As the independent workforce continues to grow and evolve, so does the vocabulary of terminology that surrounds it. Here are a few of the most commonly used and confused terms you’ll come across in the industry.
1. W-2 vs. 1099
Worker classification is a complicated issue that has a big impact on contractor engagement. W-2s and 1099s are two different types of tax forms for two types of workers.
A W-2 tax form reflects annual compensation paid to an employee. Employers withhold payroll taxes—income tax, Social Security and Medicare taxes, and unemployment taxes—from employee paychecks throughout the year.
A 1099-MISC tax form reflects miscellaneous income paid to independent workers (non-employees). Unlike W-2 employees, independents are responsible for paying both sides of Social Security and Medicare (FICA); this is commonly known as self-employment (SE) tax. A 1099 form must be used if you make $400 or more over the course of the year.
2. Billable vs. Non-billable Expenses
Billable and non-billable expenses are important factors to consider when clients engage the services of independent contractors.
Billable expenses are the costs a client agrees to be billed for. These may include the cost of business travel or project-specific materials. These are dollar for dollar reimbursement.
Non-billable expenses are operating costs that relate to an independent contractor’s work, but the client does not reimburse. These may include: specialized training, office space, or phone and internet costs. Non-billable expenses make up the majority of businesses costs for independents, but many of these expenses are deductible.
3. Bill Rate vs. Pay Rate
Bill rate and pay rate are easy terms to confuse, as they both factor into the decision of how independent contractors should charge for their services.
Bill rate is the amount independents charge clients pre-taxes and fees. It factors in the costs they need to cover to make their target income. This rate is the foundation on which they build their business.

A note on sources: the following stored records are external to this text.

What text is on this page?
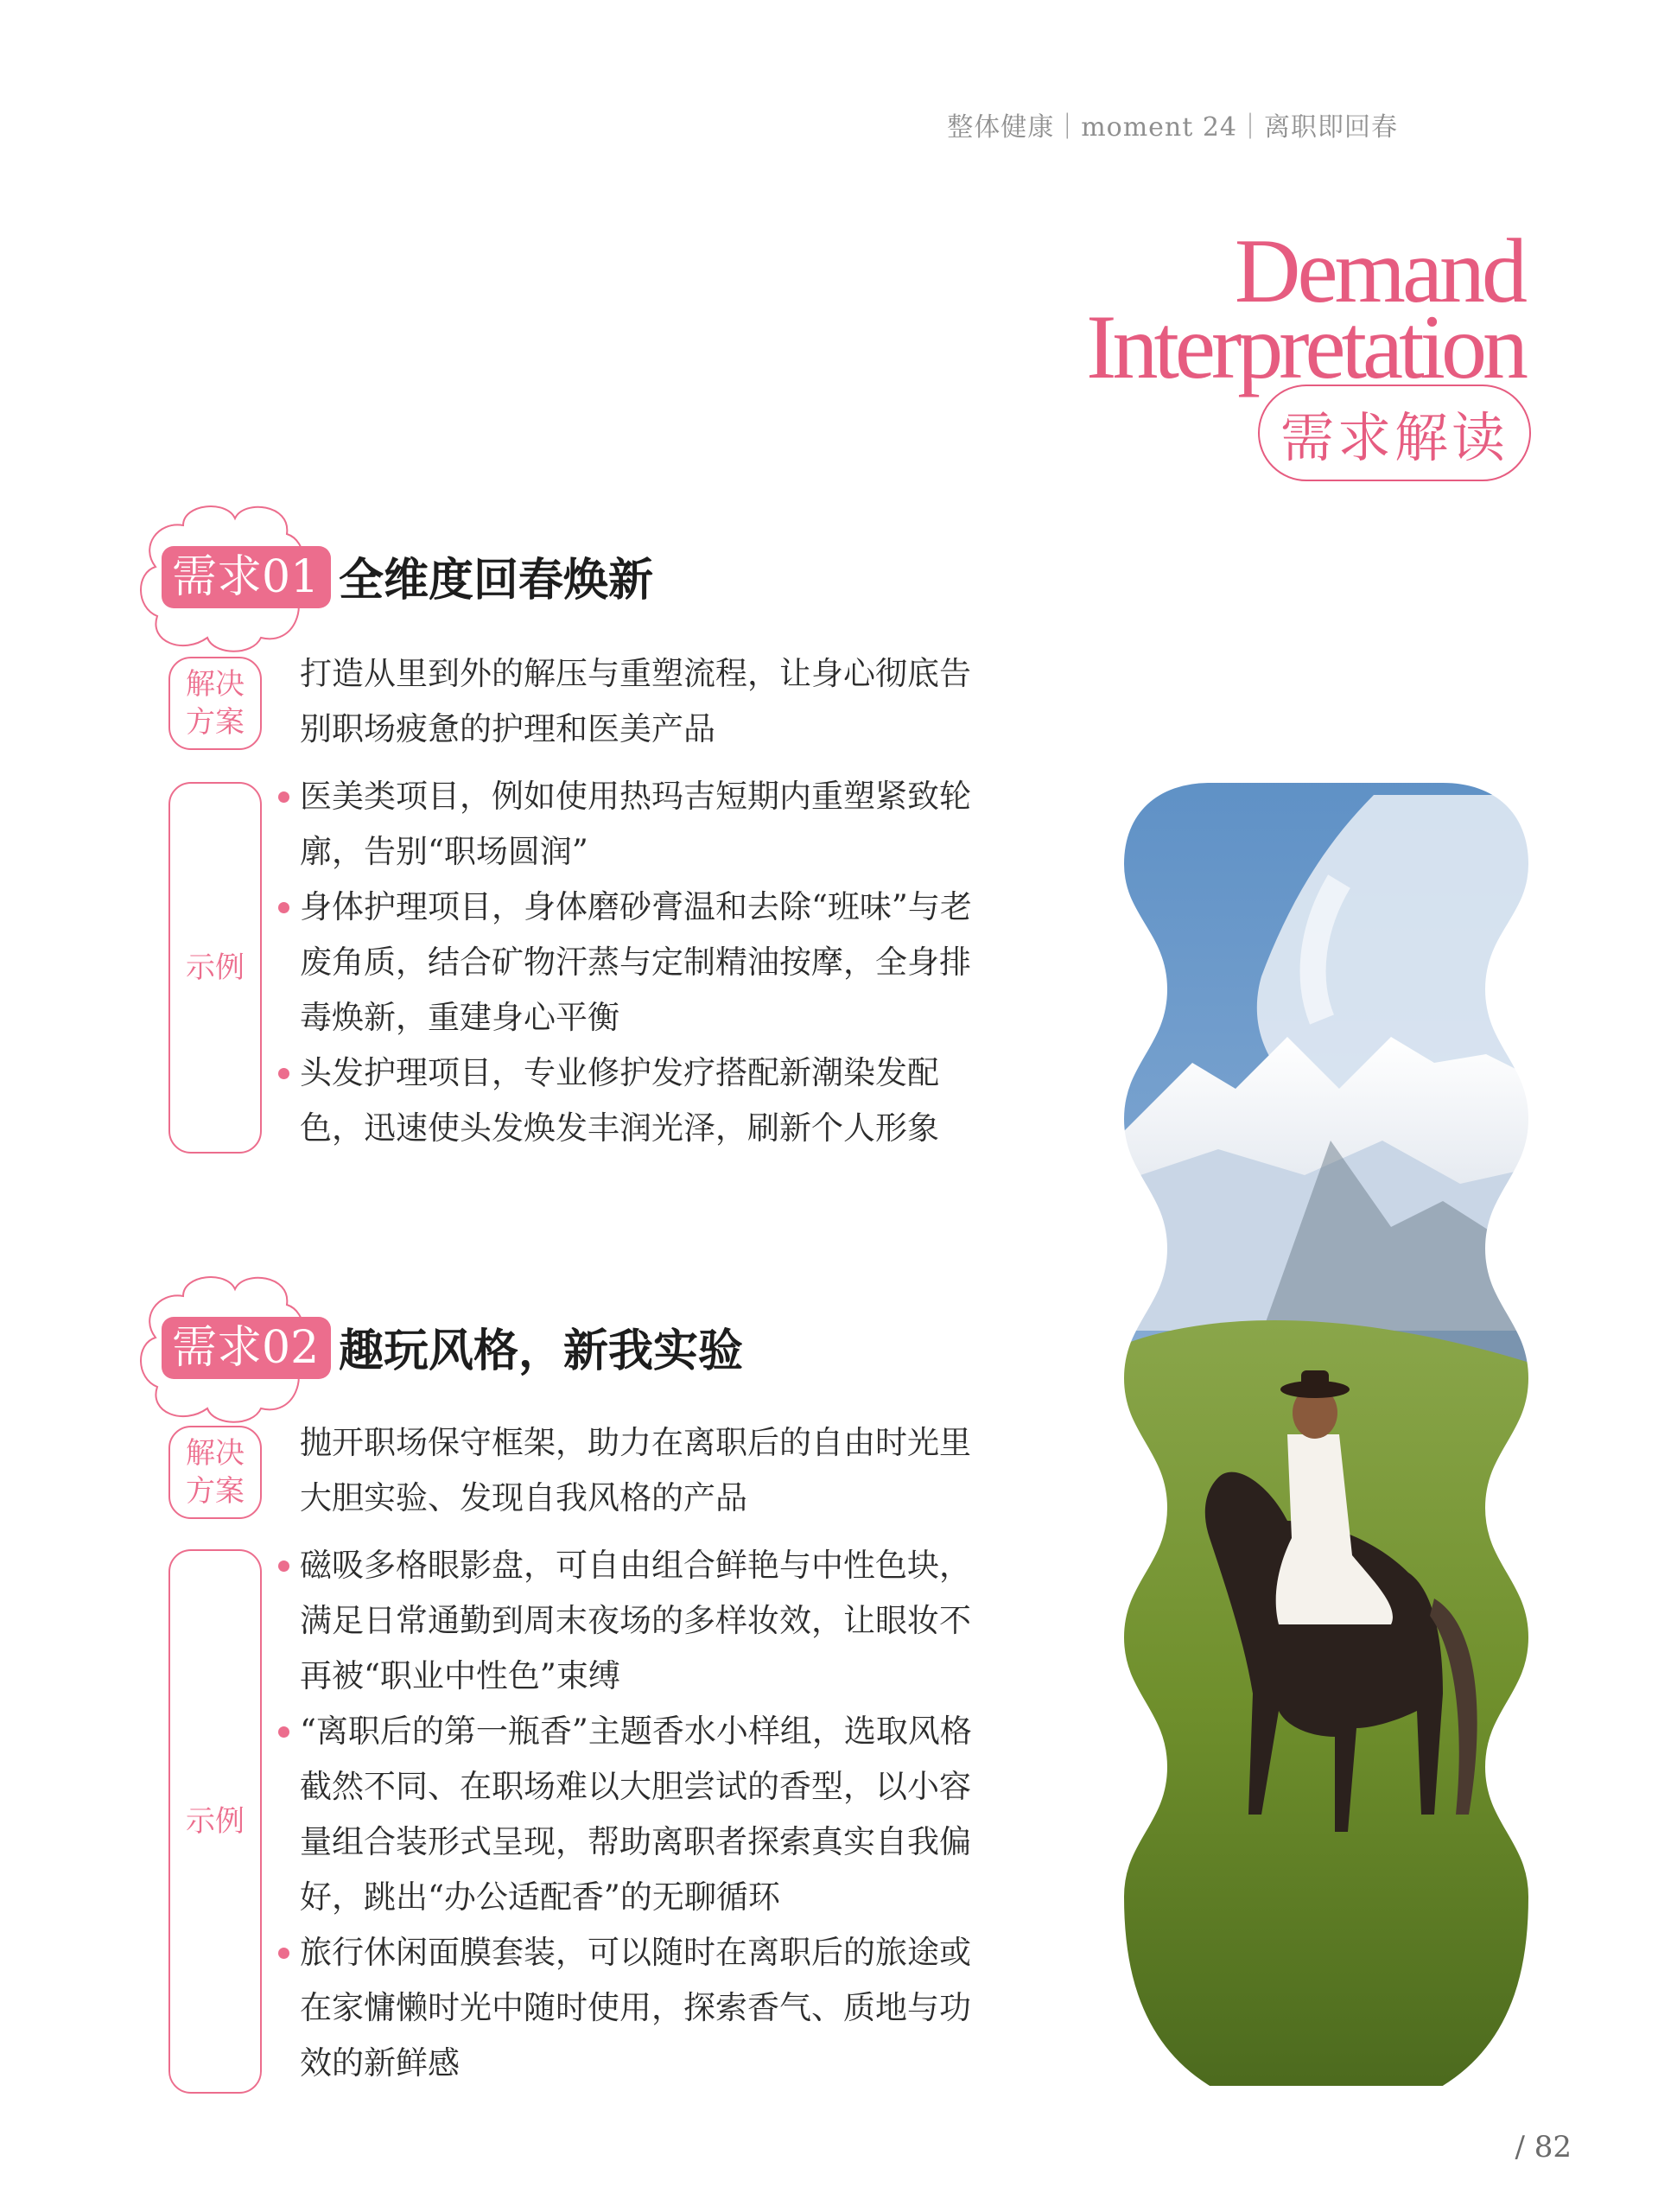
整体健康｜moment 24｜离职即回春
Demand
Interpretation
需求解读
需求01 全维度回春焕新
解决
方案
打造从里到外的解压与重塑流程，让身心彻底告别职场疲惫的护理和医美产品
示例
医美类项目，例如使用热玛吉短期内重塑紧致轮廓，告别“职场圆润”
身体护理项目，身体磨砂膏温和去除“班味”与老废角质，结合矿物汗蒸与定制精油按摩，全身排毒焕新，重建身心平衡
头发护理项目，专业修护发疗搭配新潮染发配色，迅速使头发焕发丰润光泽，刷新个人形象
需求02 趣玩风格，新我实验
解决
方案
抛开职场保守框架，助力在离职后的自由时光里大胆实验、发现自我风格的产品
示例
磁吸多格眼影盘，可自由组合鲜艳与中性色块，满足日常通勤到周末夜场的多样妆效，让眼妆不再被“职业中性色”束缚
“离职后的第一瓶香”主题香水小样组，选取风格截然不同、在职场难以大胆尝试的香型，以小容量组合装形式呈现，帮助离职者探索真实自我偏好，跳出“办公适配香”的无聊循环
旅行休闲面膜套装，可以随时在离职后的旅途或在家慵懒时光中随时使用，探索香气、质地与功效的新鲜感
/ 82
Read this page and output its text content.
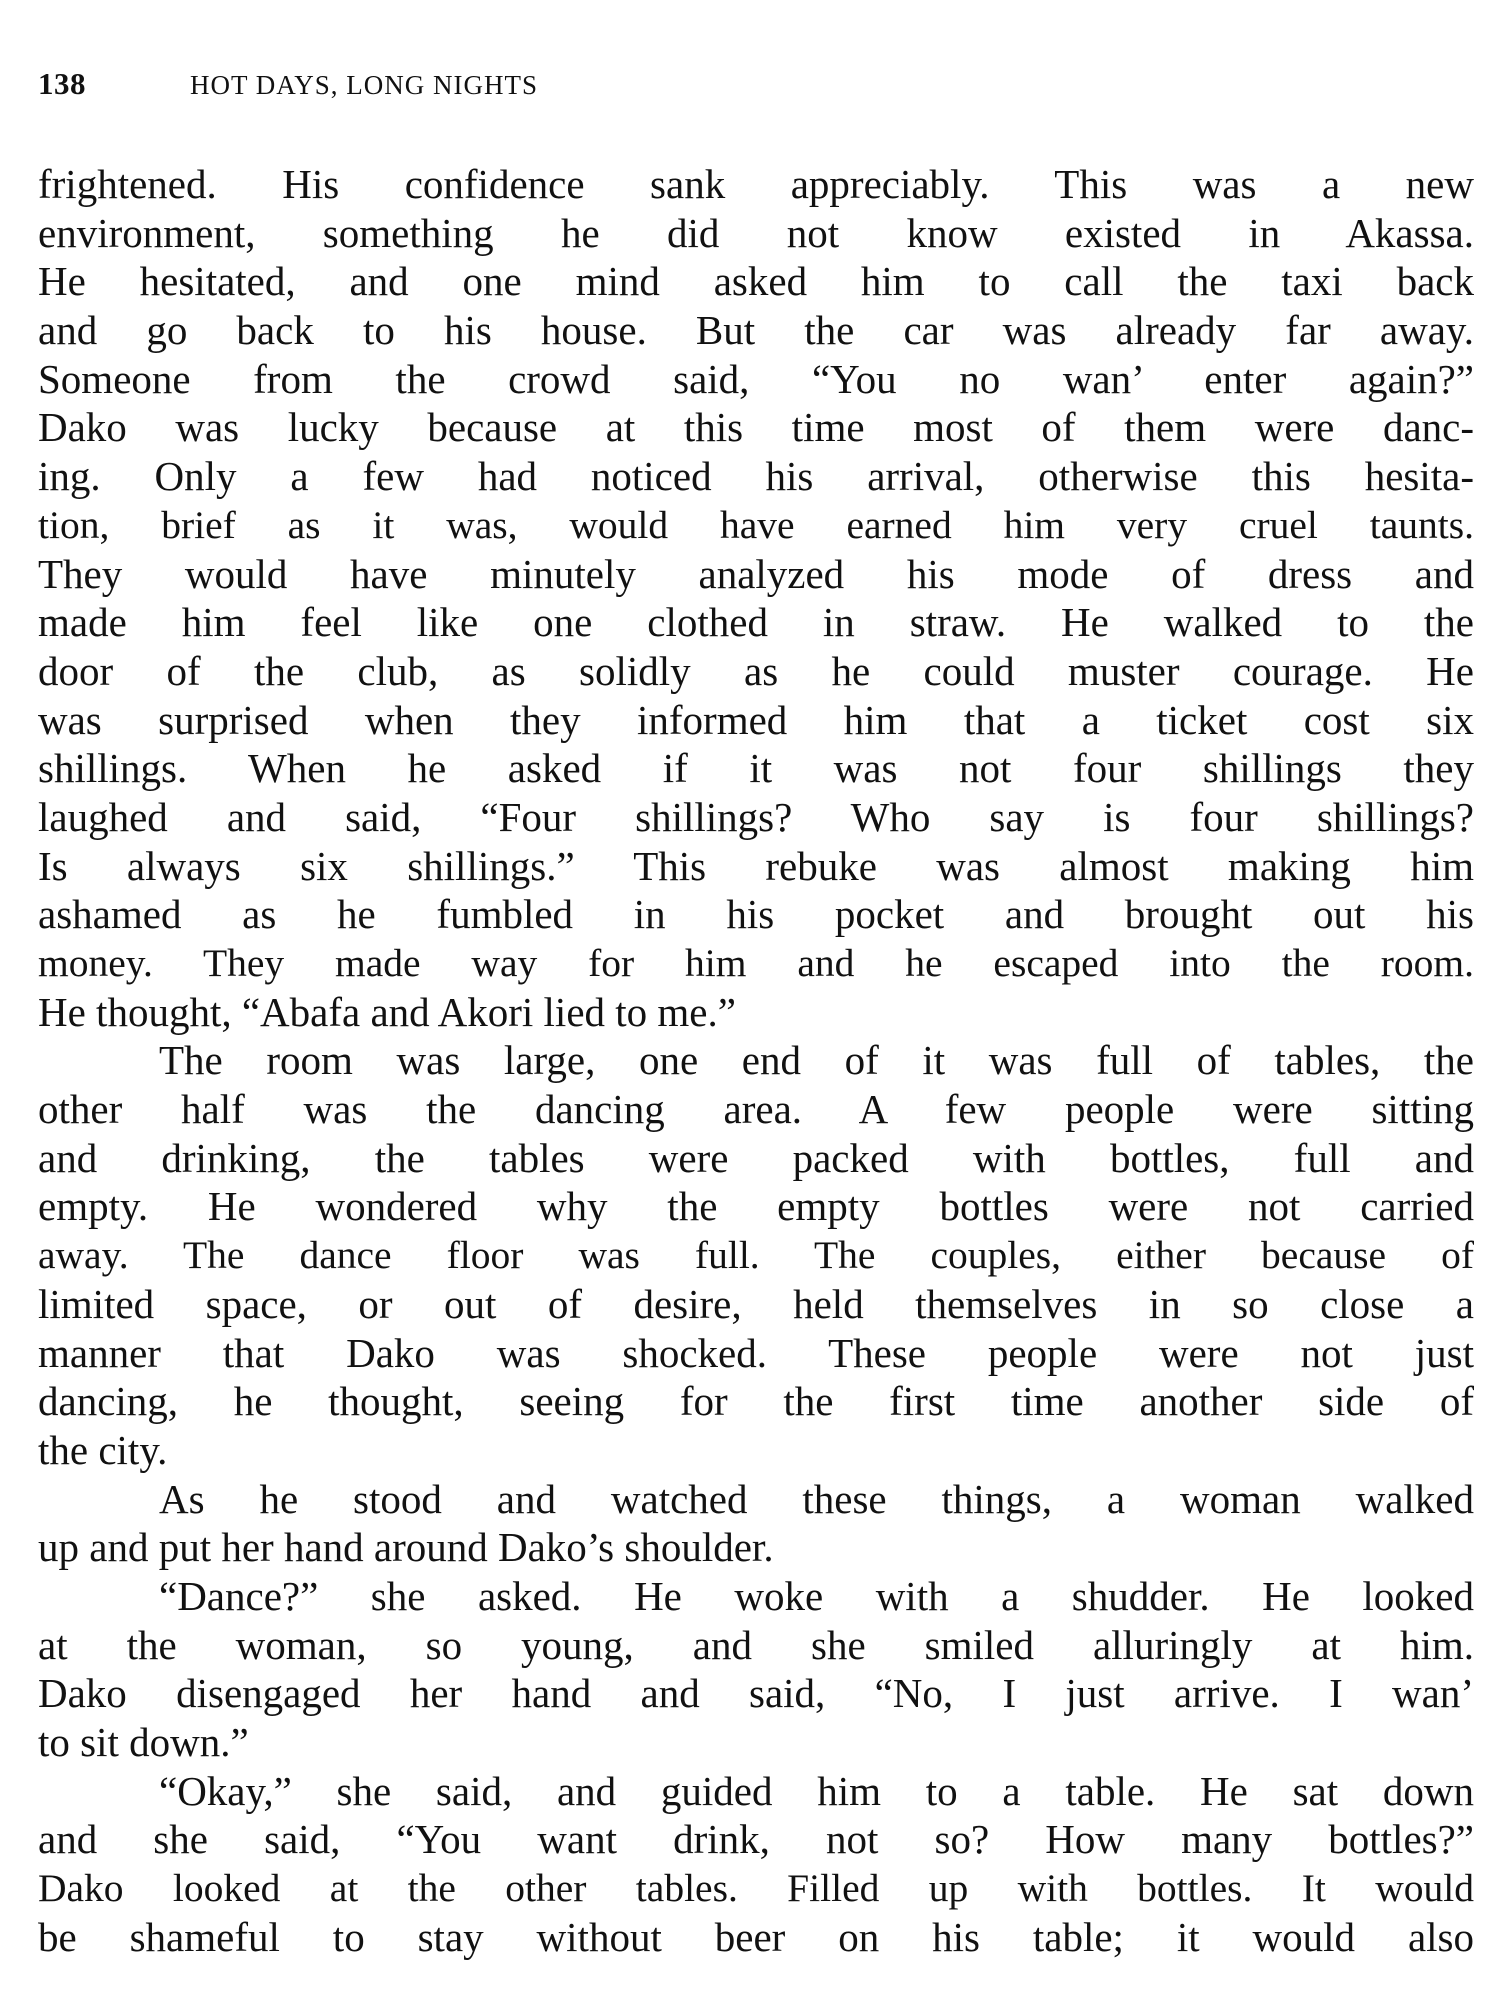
138	HOT DAYS, LONG NIGHTS
frightened. His confidence sank appreciably. This was a new
environment, something he did not know existed in Akassa.
He hesitated, and one mind asked him to call the taxi back
and go back to his house. But the car was already far away.
Someone from the crowd said, “You no wan’ enter again?”
Dako was lucky because at this time most of them were danc-
ing. Only a few had noticed his arrival, otherwise this hesita-
tion, brief as it was, would have earned him very cruel taunts.
They would have minutely analyzed his mode of dress and
made him feel like one clothed in straw. He walked to the
door of the club, as solidly as he could muster courage. He
was surprised when they informed him that a ticket cost six
shillings. When he asked if it was not four shillings they
laughed and said, “Four shillings? Who say is four shillings?
Is always six shillings.” This rebuke was almost making him
ashamed as he fumbled in his pocket and brought out his
money. They made way for him and he escaped into the room.
He thought, “Abafa and Akori lied to me.”
The room was large, one end of it was full of tables, the
other half was the dancing area. A few people were sitting
and drinking, the tables were packed with bottles, full and
empty. He wondered why the empty bottles were not carried
away. The dance floor was full. The couples, either because of
limited space, or out of desire, held themselves in so close a
manner that Dako was shocked. These people were not just
dancing, he thought, seeing for the first time another side of
the city.
As he stood and watched these things, a woman walked
up and put her hand around Dako’s shoulder.
“Dance?” she asked. He woke with a shudder. He looked
at the woman, so young, and she smiled alluringly at him.
Dako disengaged her hand and said, “No, I just arrive. I wan’
to sit down.”
“Okay,” she said, and guided him to a table. He sat down
and she said, “You want drink, not so? How many bottles?”
Dako looked at the other tables. Filled up with bottles. It would
be shameful to stay without beer on his table; it would also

Pay rate is the amount of income independents are actually paid (and taxed on) after other expenses, such as operating costs, business taxes and other fees are taken out.
4. Sole Proprietorship vs. Limited Liability Company vs. S Corporation vs. C Corporation
A Sole Proprietorship, LLC, S Corp, and C Corp are different types of business structures that independent contractors may use to structure their business.
A Sole Proprietorship is the simplest structure under which you can operate a business. It is not a legal entity; it simply names a person who owns the business and is responsible for its debts. Business income and losses are reported on the owner’s individual income tax return.
An LLC is a type of business that is formed under state laws to limit the owner’s liability. Under an LLC the owners are not legally responsible for business debts and obligations for the company (regardless of tax structure). An LLC is a legal status only; it has no impact on tax filing status. Most LLC’s are set up with the tax status of Sole Proprietorship or but they can have an incorporated (S-Corp or C-Corp) filing status as well.
An S Corp is recognized by the IRS for the purpose of federal income taxes. S Corps are not required to pay corporate income tax on company profits. Instead, all profits and losses are passed onto company shareholders who file individual tax returns and pay income tax on their share of company profits.